True Heroes, False Hoaxes, and Nietzsche’s Will to Power: Bludgeoning the Truth of Coronavirus with a Narrative of Perversion; or how the Beaches Were Kept Open in Stephen Spielberg’s Jaws

Among heroes whose adventures are recorded in the literary canon, Oedipus is exemplary. He travels to the gateway of Thebes where the Sphinx holds the people of the city captive. In answering her riddle, the Sphinx faints or alternatively, throws herself on some rocks. Oedipus frees Thebes and “restores the world,” thus, achieving the ultimate objective of the hero-task. But, when the restoration of the world is achieved, its renewal ensured, has the hero truly come to the end of his journey? What if, instead, as in Oedipus Rex, the world falls into chaos again. Contrary to Campbell’s traditional conception of the adventure, Sophocles dramatizes in Oedipus Rex an articulation of the hero’s path not as a journey forward in time towards rebirth and resurrection but one that goes backwards to reveal the unfathomable truth about Oedipus himself which, in a narrative of revelation, has caused a second upset of the world.

The fictional chaos of Thebes in Oedipus Rex metaphorizes the real-world upheaval which began in the US on January 20, 2020, when the CDC confirmed the first case of COVID-19 in Washington State. Since that initial scientific apprehension, however, the status of the virus in the United States has become and continues to be contested terrain which not only hosts the denial of is its own lethal potential to cause quantifiable death, but, furthermore, destabilizes how truth itself is ascertained and secured. If Oedipus Rex is exemplary of a narrative of revelation which results in the surfacing of truth, namely, that Oedipus himself is the defilement causing chaos in Thebes; the truth of the coronavirus has been subject, instead, to an inversion and/or perversion of the narrative of revelation which has selectively favored its status as a hoax perpetrated by institutions to “control and rule the world.” That is, the rhetorical strategies unique to the narrative of revelation have been mobilized for a purpose contrary to its form – namely, to inculcate verifiable truths as falsehoods and entrench unsupported lies as the truth.

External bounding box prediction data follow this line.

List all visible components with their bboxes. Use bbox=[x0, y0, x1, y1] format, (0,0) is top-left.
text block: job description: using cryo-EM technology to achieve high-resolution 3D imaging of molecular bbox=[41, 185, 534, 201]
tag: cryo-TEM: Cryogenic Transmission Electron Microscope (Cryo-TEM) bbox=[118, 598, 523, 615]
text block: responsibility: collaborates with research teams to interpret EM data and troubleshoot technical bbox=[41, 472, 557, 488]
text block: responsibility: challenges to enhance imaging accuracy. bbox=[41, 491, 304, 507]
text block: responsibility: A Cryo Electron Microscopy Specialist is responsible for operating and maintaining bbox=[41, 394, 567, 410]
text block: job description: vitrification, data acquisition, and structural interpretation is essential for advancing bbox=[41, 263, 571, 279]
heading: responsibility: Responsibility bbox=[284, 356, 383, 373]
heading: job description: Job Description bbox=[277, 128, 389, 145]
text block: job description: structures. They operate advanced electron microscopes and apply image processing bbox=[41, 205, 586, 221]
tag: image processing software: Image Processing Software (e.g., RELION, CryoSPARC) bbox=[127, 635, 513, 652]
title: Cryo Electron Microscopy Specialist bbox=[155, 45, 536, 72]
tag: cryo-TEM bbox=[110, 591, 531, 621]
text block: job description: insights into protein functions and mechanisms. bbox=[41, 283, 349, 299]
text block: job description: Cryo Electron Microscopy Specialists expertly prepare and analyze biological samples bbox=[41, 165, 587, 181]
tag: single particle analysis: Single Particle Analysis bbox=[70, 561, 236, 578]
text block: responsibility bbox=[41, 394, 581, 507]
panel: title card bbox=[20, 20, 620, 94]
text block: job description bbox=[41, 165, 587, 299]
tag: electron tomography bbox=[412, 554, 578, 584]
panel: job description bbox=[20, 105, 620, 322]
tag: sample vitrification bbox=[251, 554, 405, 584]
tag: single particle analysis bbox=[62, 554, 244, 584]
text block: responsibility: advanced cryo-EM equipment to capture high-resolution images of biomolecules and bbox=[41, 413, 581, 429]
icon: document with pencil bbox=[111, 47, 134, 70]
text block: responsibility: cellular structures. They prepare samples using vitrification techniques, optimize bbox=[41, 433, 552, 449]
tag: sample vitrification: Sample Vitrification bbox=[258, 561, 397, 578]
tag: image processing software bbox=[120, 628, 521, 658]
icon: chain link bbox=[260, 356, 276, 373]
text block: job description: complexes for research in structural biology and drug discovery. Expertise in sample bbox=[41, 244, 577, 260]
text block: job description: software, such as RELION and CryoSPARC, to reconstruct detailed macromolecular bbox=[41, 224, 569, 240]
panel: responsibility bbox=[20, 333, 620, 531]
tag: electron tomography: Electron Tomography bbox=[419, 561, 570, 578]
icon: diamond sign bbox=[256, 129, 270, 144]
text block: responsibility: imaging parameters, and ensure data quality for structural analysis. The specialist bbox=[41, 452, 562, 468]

Drawing on the theoretical framework in Nietzsche’s Beyond Good and Evil combined with a reading of Stephen Spielberg’s Jaws, this article will seek to track how the rhetorical strategies underpinning the narrative of revelation can be used as a tool to upend truth in favor of a lie in order to reify traditional hierarchies in all forms – i.e. the Will to Power. In the case of coronavirus former President Trump networked the facts of the virus not in a narrative of revelation which would have empowered the American people against COVID-19; but, rather he perpetrated politically motivated untruths in a narrative of perversion. That is, he “revealed” falsehoods as truth with the intent of aggregating power to himself and his allies. Trump’s narrative of perversion constituted a potent negation of the virus’ measurable consequences for Americans and as such functioned as the ultimate conduit for Trump’s Will to Power. But, even a given narrative of perversion, like the one grafted onto COVID-19 perpetrating it as a “hoax,” must activate elements of observable reality in order to have social purchase; thus, this article will demonstrate how the narrative of perversion eventually yields to truth through the disjoining of false rhetoric from facts, especially when the consequence is death. The narrative of perversion failing to anticipate the material accretions of fact-based experience becomes constitutive of its own unraveling and is ultimately displaced by the rhetorical forms subtending the narrative of revelation and truth.